Economy

IMF: Wealthy Countries Affected by Shocks from Emerging Economies in the G20

IMF: Wealthy Countries Affected by Shocks from Emerging Economies in the G20

A report released by the International Monetary Fund (IMF) on Tuesday stated that growth in wealthy countries is affected by shocks faced by emerging economies in the G20. It added that countries ranging from China, the world's second-largest economy, to Argentina, which is at risk of defaulting on its debt, have become an integral part of the global economy, especially through trade and commodity production cycles, and are no longer "merely passive recipients of global shocks."

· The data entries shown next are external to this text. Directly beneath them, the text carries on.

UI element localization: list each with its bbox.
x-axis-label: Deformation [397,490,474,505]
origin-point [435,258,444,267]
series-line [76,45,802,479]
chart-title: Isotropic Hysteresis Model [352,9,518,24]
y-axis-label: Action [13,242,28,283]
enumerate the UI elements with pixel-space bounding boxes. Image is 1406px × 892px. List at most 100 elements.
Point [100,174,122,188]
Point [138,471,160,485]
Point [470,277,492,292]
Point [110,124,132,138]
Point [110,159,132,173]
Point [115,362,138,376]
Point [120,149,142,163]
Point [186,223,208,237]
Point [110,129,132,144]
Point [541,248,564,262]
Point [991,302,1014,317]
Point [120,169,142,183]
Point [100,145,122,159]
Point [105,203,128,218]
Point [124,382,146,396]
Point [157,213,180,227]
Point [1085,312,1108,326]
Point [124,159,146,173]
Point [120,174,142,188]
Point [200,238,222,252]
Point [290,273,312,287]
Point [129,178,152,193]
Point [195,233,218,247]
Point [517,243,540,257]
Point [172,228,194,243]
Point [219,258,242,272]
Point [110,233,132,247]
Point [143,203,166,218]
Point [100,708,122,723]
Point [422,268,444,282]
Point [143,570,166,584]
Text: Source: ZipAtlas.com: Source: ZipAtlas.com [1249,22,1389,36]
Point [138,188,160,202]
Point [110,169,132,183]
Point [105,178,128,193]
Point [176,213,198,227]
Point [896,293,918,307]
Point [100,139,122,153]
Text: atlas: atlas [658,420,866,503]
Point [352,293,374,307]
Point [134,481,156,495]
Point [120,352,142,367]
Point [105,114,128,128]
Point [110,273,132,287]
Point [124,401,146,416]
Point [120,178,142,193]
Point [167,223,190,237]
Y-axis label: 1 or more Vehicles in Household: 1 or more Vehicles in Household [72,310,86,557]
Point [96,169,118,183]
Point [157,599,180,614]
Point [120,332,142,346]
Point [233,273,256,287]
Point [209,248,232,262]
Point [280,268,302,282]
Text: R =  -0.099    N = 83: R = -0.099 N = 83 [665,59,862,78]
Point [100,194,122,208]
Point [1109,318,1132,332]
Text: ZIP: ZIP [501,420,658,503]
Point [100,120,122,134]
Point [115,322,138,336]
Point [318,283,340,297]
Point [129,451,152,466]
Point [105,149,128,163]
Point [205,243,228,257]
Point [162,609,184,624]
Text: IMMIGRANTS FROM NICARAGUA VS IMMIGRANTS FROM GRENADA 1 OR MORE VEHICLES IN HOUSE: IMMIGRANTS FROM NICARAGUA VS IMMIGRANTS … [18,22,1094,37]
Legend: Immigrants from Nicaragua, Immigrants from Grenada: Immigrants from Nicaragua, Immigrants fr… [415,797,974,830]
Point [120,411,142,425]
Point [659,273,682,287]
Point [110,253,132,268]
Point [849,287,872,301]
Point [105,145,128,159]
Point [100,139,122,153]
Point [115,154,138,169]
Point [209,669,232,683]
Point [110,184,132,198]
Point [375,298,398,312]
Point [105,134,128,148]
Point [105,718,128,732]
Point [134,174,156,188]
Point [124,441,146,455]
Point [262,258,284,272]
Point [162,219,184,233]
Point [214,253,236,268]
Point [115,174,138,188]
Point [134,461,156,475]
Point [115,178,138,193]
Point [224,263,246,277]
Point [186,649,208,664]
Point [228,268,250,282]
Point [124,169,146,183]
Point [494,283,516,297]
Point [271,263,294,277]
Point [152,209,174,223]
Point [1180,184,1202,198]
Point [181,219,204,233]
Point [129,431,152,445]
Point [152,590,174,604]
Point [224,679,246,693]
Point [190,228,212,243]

The IMF noted in a chapter of its World Economic Outlook report, issued ahead of the upcoming spring meeting of the World Bank and the IMF in Washington, D.C., that "since 2000, the indirect effects of domestic shocks in G20 emerging markets, particularly China, have increased and are now comparable in magnitude to those arising from shocks in advanced economies."

The report indicated that local shocks in China could account for up to 10% of output variation in other emerging markets after three years, and 5% in advanced economies, while shocks in other emerging markets in the G20 can represent up to 4% of variation in other emerging markets and economies.

This interconnected nature of economies highlights the risks that wealthy countries face from shocks in distant countries, but it also underscores the potential boost that wealthy nations can receive if emerging economies regain strength.